The Clean Air Action Plan (CAAP), whose purpose will be to seek zero, or near-zero, emissions from the largest U.S. port complex will be presented on November 2nd by the Ports of Los Angeles and Long Beach. This final draft presented by a joint session of their harbor commissions has a date set to fulfill its purpose by no later than 2035.
This plan is also called the CAAP 3.0, drafted over the past three months after more than 70 meetings with community stakeholders, industry, and regulatory representatives.
There are 15 specific strategies to reduce health-risk pollution and greenhouse gas emissions. These are some of the updates to two previous versions of the CAAP, which were accomplished over three public workshops, and 150 days of formal public comment periods.

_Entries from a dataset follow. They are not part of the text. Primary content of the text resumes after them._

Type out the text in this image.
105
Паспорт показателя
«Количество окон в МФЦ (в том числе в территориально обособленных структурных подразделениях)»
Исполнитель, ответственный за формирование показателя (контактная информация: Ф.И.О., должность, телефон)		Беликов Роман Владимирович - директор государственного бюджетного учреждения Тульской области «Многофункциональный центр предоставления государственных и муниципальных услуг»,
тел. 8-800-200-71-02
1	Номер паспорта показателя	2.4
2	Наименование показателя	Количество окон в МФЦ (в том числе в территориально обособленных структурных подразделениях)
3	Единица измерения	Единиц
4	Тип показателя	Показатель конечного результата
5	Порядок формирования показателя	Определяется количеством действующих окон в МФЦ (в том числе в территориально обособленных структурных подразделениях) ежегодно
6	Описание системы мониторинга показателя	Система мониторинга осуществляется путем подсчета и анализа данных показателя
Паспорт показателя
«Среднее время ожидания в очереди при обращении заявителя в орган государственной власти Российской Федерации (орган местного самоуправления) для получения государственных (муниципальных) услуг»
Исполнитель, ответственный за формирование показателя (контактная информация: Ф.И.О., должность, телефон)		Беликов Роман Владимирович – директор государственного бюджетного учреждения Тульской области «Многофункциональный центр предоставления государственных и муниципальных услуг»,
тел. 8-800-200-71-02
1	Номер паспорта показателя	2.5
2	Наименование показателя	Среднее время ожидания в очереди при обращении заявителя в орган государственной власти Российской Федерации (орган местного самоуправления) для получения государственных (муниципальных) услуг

The initiative has been met with support by private sector sources, especially terminal operators, but they are also concerned that the CAAP 3.0 could result in a price tag of over $14 billion. Both the Ports of Los Angeles and Long Beach have already reduced pollution by 84 percent since 2005.
John McLaurin, president of the Pacific Merchant Shipping Association, stated that “The current CAAP draft lacks balance and a vision for keeping the ports of Los Angeles and Long Beach competitive while at the same time reducing emissions. Port tenants, customers, residents, and the one-in-nine jobs that are dependent on our ports deserve better.”

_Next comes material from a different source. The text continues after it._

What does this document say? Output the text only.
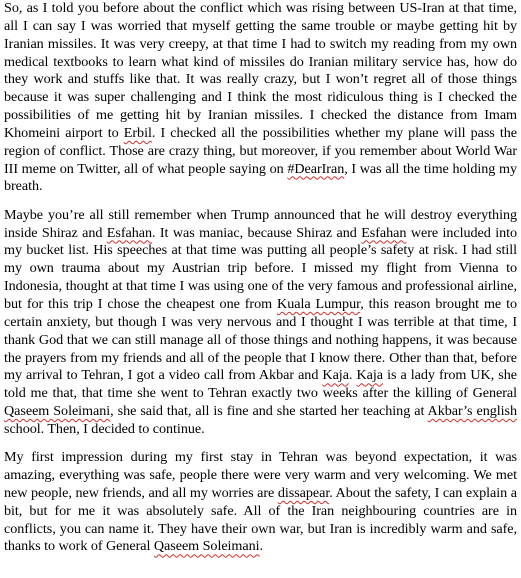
So, as I told you before about the conflict which was rising between US-Iran at that time, all I can say I was worried that myself getting the same trouble or maybe getting hit by Iranian missiles. It was very creepy, at that time I had to switch my reading from my own medical textbooks to learn what kind of missiles do Iranian military service has, how do they work and stuffs like that. It was really crazy, but I won’t regret all of those things because it was super challenging and I think the most ridiculous thing is I checked the possibilities of me getting hit by Iranian missiles. I checked the distance from Imam Khomeini airport to Erbil. I checked all the possibilities whether my plane will pass the region of conflict. Those are crazy thing, but moreover, if you remember about World War III meme on Twitter, all of what people saying on #DearIran, I was all the time holding my breath.

Maybe you’re all still remember when Trump announced that he will destroy everything inside Shiraz and Esfahan. It was maniac, because Shiraz and Esfahan were included into my bucket list. His speeches at that time was putting all people’s safety at risk. I had still my own trauma about my Austrian trip before. I missed my flight from Vienna to Indonesia, thought at that time I was using one of the very famous and professional airline, but for this trip I chose the cheapest one from Kuala Lumpur, this reason brought me to certain anxiety, but though I was very nervous and I thought I was terrible at that time, I thank God that we can still manage all of those things and nothing happens, it was because the prayers from my friends and all of the people that I know there. Other than that, before my arrival to Tehran, I got a video call from Akbar and Kaja. Kaja is a lady from UK, she told me that, that time she went to Tehran exactly two weeks after the killing of General Qaseem Soleimani, she said that, all is fine and she started her teaching at Akbar’s english school. Then, I decided to continue.

My first impression during my first stay in Tehran was beyond expectation, it was amazing, everything was safe, people there were very warm and very welcoming. We met new people, new friends, and all my worries are dissapear. About the safety, I can explain a bit, but for me it was absolutely safe. All of the Iran neighbouring countries are in conflicts, you can name it. They have their own war, but Iran is incredibly warm and safe, thanks to work of General Qaseem Soleimani.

The Southern California port complex must continue to reduce health-risk and greenhouse gas emissions to meet California and federal clean-air requirements.
This complex currently accounts for almost 40 percent of US containerized imports, and 25 percent of exports. The ports are amid an infrastructure expansion project totaling more than $6 billion in the coming decade.
The strategies listed by the CAAP include:
Advancing the current clean-truck program to phase out older trucks and transition to zero and near-zero-emission trucks by 2035; transition to zero-emission cargo handling equipment by 2030; transition the oldest vessels out of service in Southern California; accelerate development of cleaner harbor craft; expand the use of on-dock rail; reduce population-weighted residential cancer risk from port-related diesel particulate emissions by 85 percent by 2020; reduce port-related emissions for nitrogen oxide by 59 percent, sulfur oxides by 93 percent, and diesel particulates by 77 percent by 2023; reduce greenhouse gas emissions to 80 percent below 1990 levels, by 2050.
Both Los Angeles and Long Beach Ports seek to enforce on their tenants, and users, a timeline that exceeds what is required on all other industries in the state. The CAAP has a set date for 2035, but the California Air Resource Board has set 2050 as their target date, with costs totaling up to $14 billion to achieve incremental gains in pollution reduction, as stated by John McLaurin.